Some will say that a few overgrown paths impassable to horse riders is no big deal at a time of searing cuts to public services. Yet these are paths in one of the most popular areas for rural recreation in England: about 40km from central London, easily accessible to millions, hugely popular for walking, cycling and horse riding. If paths in the Surrey Hills are becoming difficult to use, what can we expect in the more remote parts of England (to find out, try reading Catriona Cook's day 8 blog of the Journey for Access from Dartmoor to the New Forest)?

After the ride

And if motorists think that they're immune from such trials, don't be so sure. Just the same cuts are being made to road maintenance budgets, and in the same way, many roads have their vegetation cut just once a year. Trees have become well established in the verges and hedges, many roads have become enveloped in walls (and often ceilings — try a double deck bus route in the countryside) of greenery, and we have greatly increased the costs of future maintenance by reducing expenditure in the short term. Try taking a delivery van down some of those minor roads which we road last weekend, such as Chantry Lane, and you'll find it's not just horses and riders that end up with scratches. On some roads, even motorists struggle to avoid the overhanging brambles and branches, and this will continue to deteriorate.

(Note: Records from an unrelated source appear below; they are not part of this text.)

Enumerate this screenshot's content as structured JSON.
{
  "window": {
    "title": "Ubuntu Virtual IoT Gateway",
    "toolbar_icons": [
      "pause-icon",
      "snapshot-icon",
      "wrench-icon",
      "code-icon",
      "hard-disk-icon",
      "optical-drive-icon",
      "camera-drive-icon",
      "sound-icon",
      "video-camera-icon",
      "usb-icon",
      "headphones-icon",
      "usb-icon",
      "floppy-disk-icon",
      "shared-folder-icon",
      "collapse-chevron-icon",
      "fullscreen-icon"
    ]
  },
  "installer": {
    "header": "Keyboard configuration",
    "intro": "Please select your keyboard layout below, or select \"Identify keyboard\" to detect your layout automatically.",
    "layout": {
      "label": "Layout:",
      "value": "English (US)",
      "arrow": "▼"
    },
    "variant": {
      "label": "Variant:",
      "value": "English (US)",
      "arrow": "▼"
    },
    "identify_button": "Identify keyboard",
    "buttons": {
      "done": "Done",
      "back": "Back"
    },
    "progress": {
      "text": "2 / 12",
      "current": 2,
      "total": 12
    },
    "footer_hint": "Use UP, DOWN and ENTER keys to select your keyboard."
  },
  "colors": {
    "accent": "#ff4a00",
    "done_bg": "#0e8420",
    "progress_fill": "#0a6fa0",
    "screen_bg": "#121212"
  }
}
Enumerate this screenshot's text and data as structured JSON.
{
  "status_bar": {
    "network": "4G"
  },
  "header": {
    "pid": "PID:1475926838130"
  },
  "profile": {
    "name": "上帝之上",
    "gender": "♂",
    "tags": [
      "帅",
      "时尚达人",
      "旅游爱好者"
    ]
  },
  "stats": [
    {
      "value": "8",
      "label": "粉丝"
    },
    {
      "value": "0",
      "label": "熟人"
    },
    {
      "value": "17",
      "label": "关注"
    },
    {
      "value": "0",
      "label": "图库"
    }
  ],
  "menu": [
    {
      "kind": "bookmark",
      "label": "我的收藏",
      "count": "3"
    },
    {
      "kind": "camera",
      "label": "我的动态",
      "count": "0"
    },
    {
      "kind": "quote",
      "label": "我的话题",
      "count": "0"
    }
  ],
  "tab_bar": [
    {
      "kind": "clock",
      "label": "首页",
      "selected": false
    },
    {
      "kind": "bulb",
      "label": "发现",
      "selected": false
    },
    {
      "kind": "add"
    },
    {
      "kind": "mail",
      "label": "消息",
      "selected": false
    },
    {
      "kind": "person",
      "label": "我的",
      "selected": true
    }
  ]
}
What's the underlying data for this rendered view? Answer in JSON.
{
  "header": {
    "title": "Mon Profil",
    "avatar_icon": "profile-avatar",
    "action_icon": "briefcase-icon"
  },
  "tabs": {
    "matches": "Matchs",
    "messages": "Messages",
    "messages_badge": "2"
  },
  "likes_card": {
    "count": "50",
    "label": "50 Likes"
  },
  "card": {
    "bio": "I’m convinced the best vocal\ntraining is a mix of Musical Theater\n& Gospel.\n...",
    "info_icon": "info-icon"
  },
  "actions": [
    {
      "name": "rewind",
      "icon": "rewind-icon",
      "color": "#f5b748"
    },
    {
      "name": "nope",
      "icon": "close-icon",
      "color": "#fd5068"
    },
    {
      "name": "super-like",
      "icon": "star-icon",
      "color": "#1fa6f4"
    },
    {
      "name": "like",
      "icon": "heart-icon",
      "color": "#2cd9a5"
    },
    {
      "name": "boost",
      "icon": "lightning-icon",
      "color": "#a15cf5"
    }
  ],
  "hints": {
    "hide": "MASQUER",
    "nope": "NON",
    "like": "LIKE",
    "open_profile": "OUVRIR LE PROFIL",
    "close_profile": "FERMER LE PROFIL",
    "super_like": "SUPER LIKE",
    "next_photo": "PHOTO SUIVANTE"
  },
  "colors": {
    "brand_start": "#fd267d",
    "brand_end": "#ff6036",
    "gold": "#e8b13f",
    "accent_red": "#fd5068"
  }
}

A concluding thought: last year, Chantry Lane, which apart from being a useful road for walkers, riders and cyclists, also serves two cottages, was resurfaced. There was nothing particularly bad about the state of the road before, but the highways authority, like many others, receives additional, ring-fenced funding (Surrey receives nearly £1m in 2016–17, now virtually the only grant paid for specific purposes) for resurfacing roads. So it is that the council can afford to resurface a truly minor road to some cottages — but it cannot find the funds to keep the high, roadside banks from closing in over the smart new blacktop.